Nelson Mandela, the most famous signer, was a founding member of the ANC’s Youth League and a co-founder of MK.  He was also familiar with Shakespeare, quoting him in speeches as well as his 1994 autobiography.  Two years after his 1962 arrest, Mandela was sentenced to life imprisonment.  His selection in the Robben Island Shakespeare is a speech from Act II of  Julius Caesar.
Some critics have commented on the irony of Mandela’s selection, pointing out that the words he chose were spoken by a tyrant.

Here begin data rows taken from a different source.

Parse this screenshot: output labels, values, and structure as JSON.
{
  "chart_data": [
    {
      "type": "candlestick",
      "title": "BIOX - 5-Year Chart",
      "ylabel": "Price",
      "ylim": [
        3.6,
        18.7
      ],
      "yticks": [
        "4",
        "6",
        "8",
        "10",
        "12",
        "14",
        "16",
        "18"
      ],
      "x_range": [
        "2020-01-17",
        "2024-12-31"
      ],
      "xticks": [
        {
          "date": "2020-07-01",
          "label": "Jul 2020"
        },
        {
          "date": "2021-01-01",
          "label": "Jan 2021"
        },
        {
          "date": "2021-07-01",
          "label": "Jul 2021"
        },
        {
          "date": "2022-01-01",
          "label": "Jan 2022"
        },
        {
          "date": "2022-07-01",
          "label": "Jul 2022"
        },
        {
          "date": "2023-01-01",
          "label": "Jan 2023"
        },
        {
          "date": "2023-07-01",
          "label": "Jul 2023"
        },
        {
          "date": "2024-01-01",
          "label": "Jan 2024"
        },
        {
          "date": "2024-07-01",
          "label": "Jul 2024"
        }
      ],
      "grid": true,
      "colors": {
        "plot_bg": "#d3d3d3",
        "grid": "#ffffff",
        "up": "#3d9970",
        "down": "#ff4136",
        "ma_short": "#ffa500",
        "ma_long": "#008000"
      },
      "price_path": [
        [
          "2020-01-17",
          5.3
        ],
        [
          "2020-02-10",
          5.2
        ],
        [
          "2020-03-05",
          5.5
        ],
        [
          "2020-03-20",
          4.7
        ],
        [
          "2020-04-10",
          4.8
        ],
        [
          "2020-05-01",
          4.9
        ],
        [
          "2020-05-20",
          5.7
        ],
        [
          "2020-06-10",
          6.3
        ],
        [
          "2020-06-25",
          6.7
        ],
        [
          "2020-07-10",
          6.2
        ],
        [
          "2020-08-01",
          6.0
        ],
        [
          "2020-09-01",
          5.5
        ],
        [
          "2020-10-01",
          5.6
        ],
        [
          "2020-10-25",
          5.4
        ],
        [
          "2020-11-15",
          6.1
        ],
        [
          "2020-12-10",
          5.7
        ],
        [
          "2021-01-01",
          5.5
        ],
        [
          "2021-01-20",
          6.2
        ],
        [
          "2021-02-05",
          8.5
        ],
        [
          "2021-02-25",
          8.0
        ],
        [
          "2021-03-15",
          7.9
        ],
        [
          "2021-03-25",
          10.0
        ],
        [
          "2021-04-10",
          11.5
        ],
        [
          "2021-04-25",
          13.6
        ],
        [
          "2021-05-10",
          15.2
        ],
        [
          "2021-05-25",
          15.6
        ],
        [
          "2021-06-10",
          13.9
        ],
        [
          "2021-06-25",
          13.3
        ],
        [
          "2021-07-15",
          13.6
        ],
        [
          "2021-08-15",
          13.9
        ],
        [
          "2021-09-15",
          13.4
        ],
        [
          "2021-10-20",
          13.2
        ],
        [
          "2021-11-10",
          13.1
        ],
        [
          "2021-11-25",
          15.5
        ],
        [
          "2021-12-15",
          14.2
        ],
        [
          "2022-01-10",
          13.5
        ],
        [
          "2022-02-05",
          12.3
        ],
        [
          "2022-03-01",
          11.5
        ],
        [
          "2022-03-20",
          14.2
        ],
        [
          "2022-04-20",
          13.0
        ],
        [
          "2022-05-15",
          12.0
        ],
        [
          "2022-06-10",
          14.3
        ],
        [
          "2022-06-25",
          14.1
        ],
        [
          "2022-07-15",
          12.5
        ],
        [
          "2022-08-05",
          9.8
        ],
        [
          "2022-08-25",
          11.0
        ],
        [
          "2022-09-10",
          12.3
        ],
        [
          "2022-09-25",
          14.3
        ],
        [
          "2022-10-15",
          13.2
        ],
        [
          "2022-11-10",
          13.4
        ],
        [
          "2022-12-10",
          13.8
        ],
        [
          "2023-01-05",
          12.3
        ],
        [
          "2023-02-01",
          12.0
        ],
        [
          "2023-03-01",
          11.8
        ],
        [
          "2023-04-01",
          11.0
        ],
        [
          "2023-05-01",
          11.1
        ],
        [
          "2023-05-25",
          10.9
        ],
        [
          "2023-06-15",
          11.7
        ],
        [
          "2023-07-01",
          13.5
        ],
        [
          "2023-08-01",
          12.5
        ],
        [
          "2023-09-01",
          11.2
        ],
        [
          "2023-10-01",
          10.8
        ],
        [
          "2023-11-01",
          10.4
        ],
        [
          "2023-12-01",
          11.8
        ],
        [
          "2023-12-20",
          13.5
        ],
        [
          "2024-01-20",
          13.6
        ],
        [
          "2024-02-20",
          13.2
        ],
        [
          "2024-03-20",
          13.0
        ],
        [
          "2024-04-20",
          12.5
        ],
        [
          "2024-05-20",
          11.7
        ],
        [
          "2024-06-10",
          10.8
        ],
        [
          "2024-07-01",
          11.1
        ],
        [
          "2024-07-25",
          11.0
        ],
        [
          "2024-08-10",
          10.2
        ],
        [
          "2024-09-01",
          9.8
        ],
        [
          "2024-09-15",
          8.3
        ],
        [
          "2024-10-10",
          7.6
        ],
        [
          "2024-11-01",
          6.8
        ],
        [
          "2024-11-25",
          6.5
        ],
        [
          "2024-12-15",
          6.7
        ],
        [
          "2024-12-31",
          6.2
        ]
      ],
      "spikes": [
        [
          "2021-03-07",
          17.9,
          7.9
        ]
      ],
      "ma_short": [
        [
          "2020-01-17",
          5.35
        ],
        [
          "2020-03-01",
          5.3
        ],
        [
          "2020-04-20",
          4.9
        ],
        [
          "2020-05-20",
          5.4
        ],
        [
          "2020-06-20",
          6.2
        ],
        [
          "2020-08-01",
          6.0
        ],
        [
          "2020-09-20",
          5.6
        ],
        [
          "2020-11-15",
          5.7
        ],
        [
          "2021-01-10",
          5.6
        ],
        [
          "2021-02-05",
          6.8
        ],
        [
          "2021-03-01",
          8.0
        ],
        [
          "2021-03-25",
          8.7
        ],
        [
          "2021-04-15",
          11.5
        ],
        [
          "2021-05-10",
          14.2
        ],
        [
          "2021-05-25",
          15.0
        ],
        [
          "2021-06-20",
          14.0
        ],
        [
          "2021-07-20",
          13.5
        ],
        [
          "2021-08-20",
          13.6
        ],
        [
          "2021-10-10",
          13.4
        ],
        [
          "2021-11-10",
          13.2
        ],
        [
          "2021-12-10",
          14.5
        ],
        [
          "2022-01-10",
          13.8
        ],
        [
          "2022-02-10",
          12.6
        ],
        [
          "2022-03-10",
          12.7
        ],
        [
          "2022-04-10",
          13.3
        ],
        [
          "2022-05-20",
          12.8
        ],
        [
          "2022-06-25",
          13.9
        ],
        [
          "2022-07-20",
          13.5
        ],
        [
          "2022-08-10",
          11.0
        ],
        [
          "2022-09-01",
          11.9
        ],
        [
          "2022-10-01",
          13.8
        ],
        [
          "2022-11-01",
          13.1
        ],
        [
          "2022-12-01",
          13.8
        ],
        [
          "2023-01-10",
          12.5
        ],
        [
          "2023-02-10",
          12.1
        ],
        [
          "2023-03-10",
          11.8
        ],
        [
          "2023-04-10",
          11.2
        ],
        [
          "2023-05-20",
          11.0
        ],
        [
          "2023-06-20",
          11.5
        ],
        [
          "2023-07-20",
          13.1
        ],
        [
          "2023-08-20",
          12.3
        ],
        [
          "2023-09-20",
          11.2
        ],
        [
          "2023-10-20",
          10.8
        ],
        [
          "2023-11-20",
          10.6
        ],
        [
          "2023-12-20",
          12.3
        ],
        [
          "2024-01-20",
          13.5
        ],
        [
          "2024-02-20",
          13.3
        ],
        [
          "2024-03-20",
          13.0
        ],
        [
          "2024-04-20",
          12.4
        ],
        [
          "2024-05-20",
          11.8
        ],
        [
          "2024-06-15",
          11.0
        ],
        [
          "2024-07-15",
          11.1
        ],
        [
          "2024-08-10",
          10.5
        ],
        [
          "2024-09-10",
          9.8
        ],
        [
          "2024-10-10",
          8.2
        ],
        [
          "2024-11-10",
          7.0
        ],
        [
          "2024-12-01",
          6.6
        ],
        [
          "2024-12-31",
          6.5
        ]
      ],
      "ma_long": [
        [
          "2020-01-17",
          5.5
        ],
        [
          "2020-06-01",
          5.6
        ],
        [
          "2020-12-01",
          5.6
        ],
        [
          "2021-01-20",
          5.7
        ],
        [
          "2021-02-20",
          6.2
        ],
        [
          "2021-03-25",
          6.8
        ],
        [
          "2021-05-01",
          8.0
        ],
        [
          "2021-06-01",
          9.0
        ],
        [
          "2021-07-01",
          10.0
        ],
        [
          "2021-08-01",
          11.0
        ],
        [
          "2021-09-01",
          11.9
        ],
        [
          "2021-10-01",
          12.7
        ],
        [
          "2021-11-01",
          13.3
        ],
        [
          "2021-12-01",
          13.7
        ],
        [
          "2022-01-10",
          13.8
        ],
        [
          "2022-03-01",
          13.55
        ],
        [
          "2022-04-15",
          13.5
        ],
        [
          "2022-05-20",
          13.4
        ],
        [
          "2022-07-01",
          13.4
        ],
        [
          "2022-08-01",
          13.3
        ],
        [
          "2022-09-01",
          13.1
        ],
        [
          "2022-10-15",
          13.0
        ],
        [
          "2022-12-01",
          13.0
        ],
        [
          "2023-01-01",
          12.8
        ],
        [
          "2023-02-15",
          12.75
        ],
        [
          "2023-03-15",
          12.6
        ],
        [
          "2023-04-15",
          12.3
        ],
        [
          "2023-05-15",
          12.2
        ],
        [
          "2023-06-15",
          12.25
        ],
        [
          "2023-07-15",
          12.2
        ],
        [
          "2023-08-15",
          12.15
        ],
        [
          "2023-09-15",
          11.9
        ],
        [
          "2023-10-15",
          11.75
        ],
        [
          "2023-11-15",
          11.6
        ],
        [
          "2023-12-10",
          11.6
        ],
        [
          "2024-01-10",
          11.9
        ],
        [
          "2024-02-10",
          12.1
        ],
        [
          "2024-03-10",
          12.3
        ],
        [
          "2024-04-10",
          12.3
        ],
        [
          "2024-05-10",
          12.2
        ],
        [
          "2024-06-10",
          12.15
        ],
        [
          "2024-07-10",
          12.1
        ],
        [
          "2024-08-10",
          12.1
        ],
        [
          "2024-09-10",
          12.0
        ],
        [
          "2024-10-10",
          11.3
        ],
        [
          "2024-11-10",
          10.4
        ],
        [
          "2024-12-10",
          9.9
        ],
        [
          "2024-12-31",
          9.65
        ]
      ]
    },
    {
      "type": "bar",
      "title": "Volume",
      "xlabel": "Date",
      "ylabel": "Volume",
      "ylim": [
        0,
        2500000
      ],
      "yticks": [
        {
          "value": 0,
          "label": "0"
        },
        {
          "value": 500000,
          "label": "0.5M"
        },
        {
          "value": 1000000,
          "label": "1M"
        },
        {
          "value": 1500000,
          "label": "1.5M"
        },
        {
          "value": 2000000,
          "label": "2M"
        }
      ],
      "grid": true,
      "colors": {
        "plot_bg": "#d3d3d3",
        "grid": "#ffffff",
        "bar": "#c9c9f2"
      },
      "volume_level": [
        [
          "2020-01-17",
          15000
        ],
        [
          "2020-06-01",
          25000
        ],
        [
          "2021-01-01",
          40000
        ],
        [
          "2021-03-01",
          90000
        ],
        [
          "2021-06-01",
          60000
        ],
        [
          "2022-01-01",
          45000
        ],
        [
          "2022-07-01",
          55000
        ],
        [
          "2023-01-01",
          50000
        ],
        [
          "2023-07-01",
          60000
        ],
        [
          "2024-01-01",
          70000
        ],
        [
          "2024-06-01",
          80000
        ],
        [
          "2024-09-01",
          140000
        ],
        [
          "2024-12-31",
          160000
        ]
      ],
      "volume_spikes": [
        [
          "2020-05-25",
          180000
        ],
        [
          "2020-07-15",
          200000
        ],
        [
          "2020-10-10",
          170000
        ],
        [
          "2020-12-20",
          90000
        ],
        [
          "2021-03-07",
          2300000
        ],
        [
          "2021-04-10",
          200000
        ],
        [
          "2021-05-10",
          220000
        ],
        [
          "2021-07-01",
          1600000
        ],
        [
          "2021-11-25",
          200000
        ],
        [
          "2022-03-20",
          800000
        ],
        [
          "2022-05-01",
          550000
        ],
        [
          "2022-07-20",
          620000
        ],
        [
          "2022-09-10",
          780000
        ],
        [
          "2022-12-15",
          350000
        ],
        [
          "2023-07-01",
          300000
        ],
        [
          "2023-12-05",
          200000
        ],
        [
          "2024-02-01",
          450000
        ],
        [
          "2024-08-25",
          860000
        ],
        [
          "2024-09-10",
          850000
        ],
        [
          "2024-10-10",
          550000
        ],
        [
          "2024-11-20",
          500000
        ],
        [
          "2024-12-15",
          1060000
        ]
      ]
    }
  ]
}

But  most hold that the selection should be taken as words of resolution in the face of life’s end.
But Mandela was released after 27 years of his sentence, most of which was spent at Robben Island.  He  went on to serve as President of South Africa from 1994-1999, ANC president from 1991-1997, and won the Nobel Peace Prize in 1993.
The book was important to many of Venkathrathnam’s fellow inmates, for it’s beauty as well as the intellectual stimulation it offered.  This was particularly important to Venkathrathnam, who spent time at Leeuwkop Prison, where he was more haunted by the tedium than the crushing physical labor
At one point, the Robben Island Shakespeare  was confiscated as punishment and locked in a storeroom.  Taking advantage of the fact that the guards couldn’t understand the dialogue, Venkathrathnam claimed it was his copy of the Bible and that he needed it for chapel.
To maintain the charade, he obscured the cover with bright, multi-colored greeting cards commemorating Diwali, the Hindu festival of lights.
“The one thing the Afrikaner is scared of is God and a lawyer,” he told The Mercury.
Multiple offers have been placed on the book, but Venkathrathnam refuses to sell it.  However, he has permitted the book to be displayed in both The British Museum and The Folger Shakespeare Library in Washington, D.C., where the author first encountered the book and the stories of the men who signed it.